One way to fix this problem is apply Ḋ (dequeue; removes first element) to the array of logarithms. This maps

0ÆlÐĿ -> [0, None]    -> [None]
1ÆlÐĿ -> [1, 0, None] -> [0, None]

so neither list has a 1 now. This way, finding the index of the first 1 will return 0 (not found), which is the desired output for inputs 0 and 1.

How it works

ÆlÐĿĊḊi1  Main link. Argument: n (non-negative integer)

  ÐĿ      Apply the following link until the results are no longer unique.
Æl          Natural logarithm.
          Return the array of all unique results.
    Ċ     Round all resulting real numbers up to the nearest integer. This takes
          the imaginary part of complex numbers and does nothing for non-numbers.
     Ḋ    Dequeue; remove the first item (n) of the array of results.
      i1  Find the first index of 1 (0 if not found).

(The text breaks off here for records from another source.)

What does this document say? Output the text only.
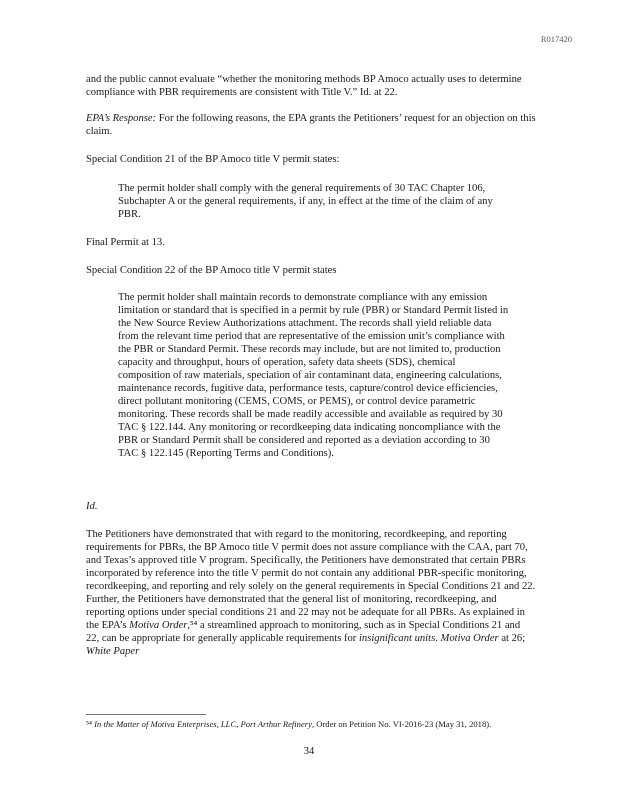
R017420

and the public cannot evaluate “whether the monitoring methods BP Amoco actually uses to determine compliance with PBR requirements are consistent with Title V.” Id. at 22.

EPA’s Response: For the following reasons, the EPA grants the Petitioners’ request for an objection on this claim.

Special Condition 21 of the BP Amoco title V permit states:

The permit holder shall comply with the general requirements of 30 TAC Chapter 106, Subchapter A or the general requirements, if any, in effect at the time of the claim of any PBR.

Final Permit at 13.

Special Condition 22 of the BP Amoco title V permit states

The permit holder shall maintain records to demonstrate compliance with any emission limitation or standard that is specified in a permit by rule (PBR) or Standard Permit listed in the New Source Review Authorizations attachment. The records shall yield reliable data from the relevant time period that are representative of the emission unit’s compliance with the PBR or Standard Permit. These records may include, but are not limited to, production capacity and throughput, hours of operation, safety data sheets (SDS), chemical composition of raw materials, speciation of air contaminant data, engineering calculations, maintenance records, fugitive data, performance tests, capture/control device efficiencies, direct pollutant monitoring (CEMS, COMS, or PEMS), or control device parametric monitoring. These records shall be made readily accessible and available as required by 30 TAC § 122.144. Any monitoring or recordkeeping data indicating noncompliance with the PBR or Standard Permit shall be considered and reported as a deviation according to 30 TAC § 122.145 (Reporting Terms and Conditions).

Id.

The Petitioners have demonstrated that with regard to the monitoring, recordkeeping, and reporting requirements for PBRs, the BP Amoco title V permit does not assure compliance with the CAA, part 70, and Texas’s approved title V program. Specifically, the Petitioners have demonstrated that certain PBRs incorporated by reference into the title V permit do not contain any additional PBR-specific monitoring, recordkeeping, and reporting and rely solely on the general requirements in Special Conditions 21 and 22. Further, the Petitioners have demonstrated that the general list of monitoring, recordkeeping, and reporting options under special conditions 21 and 22 may not be adequate for all PBRs. As explained in the EPA’s Motiva Order,⁵⁴ a streamlined approach to monitoring, such as in Special Conditions 21 and 22, can be appropriate for generally applicable requirements for insignificant units. Motiva Order at 26; White Paper

⁵⁴ In the Matter of Motiva Enterprises, LLC, Port Arthur Refinery, Order on Petition No. VI-2016-23 (May 31, 2018).

34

^† _{This is one of the only three atoms in Jelly that are overloaded in a non-obvious manner.}

Emacs Lisp, 38 bytes

(defun l(n)(if(> n 1)(1+(l(log n)))0))

Testcases:

(mapcar 'l '(0 1 2 3 4 15 16 3814279 3814280))
;; (0 0 1 2 2 2 3 3 4)

MATL, 15 12 bytes

0`ZetG>~}x@q

Try it online! Or verify all test cases (slightly modified version to handle several inputs).

How it works

Starting with 0, apply iterated exponentiation until exceeding the input. The output is the number of iterations minus 1.

0       % Push 0
`       % Do...while loop
  Ze    %   Exponential
  t     %   Duplicate
  G     %   Push input
  >~    %   Is current value less than or equal to the input? If so: next iteration
}       % Finally (code executed at the end of the last iteration)
  x     %   Delete
  @q    %   Iteration index minus 1
        % Implicitly end loop
        % Implicitly display stack

Javascript, 45 27 26 bytes

l=a=>a>1&&1+l(Math.log(a))

Here is test suite (3rd rev)

Thanks @LeakyNun for saving 1 byte with conditional and then converting function to lambda, and @Neil for pointing out false is ok return value for <=1 (changed test to be == instead of ===)

05AB1E, 16 13 bytes

[Dî2‹#¼žr.n]¾

Explanation

              # implicit input n
[          ]  # infinite loop
 Dî2‹#        # break if n rounded up is less than 2
      ¼       # else, increase counter
       žr.n   # set next n = log(n)
            ¾ # push counter and implicitly print

Try it online

C, 38 bytes

f(double n){return n>1?1+f(log(n)):0;}

Pretty self-explanatory.

Try it on ideone.

Python 3, 45 bytes

import math
s=lambda x:x>1and-~s(math.log(x))

For x <= 1, this returns False (which is == 0 in Python).

Jelly, 9 bytes

Æl>1$пL’

Try it online!

Test suite. (Slightly modified.)

Explanation

Æl>1$пL’
     п    while loop, collect all intermediate results.
  >1$      condition: z>1
Æl         body: natural logarithm.
       L   length of the array containing all intermediate results,
           meaning number of iterations
        ’  minus one.

Mathematica, 21 bytes

If[#>1,1+#0@Log@#,0]&

Recursive anonymous function. Takes an integer as input and returns its super-logarithm as output. Just uses the given definition.

Haskell, 23 bytes

l x|x>1=1+l(log x)|1<2=0

Usage example: l 3814280 -> 4.

Pyth, 10 bytes

L&>b1hy.lb

Test suite.

This defines a function.

Dyalog APL, 13 bytes

Direct translation of OP:

{⍵≤1:0⋄1+∇⍟⍵}

TryAPL online!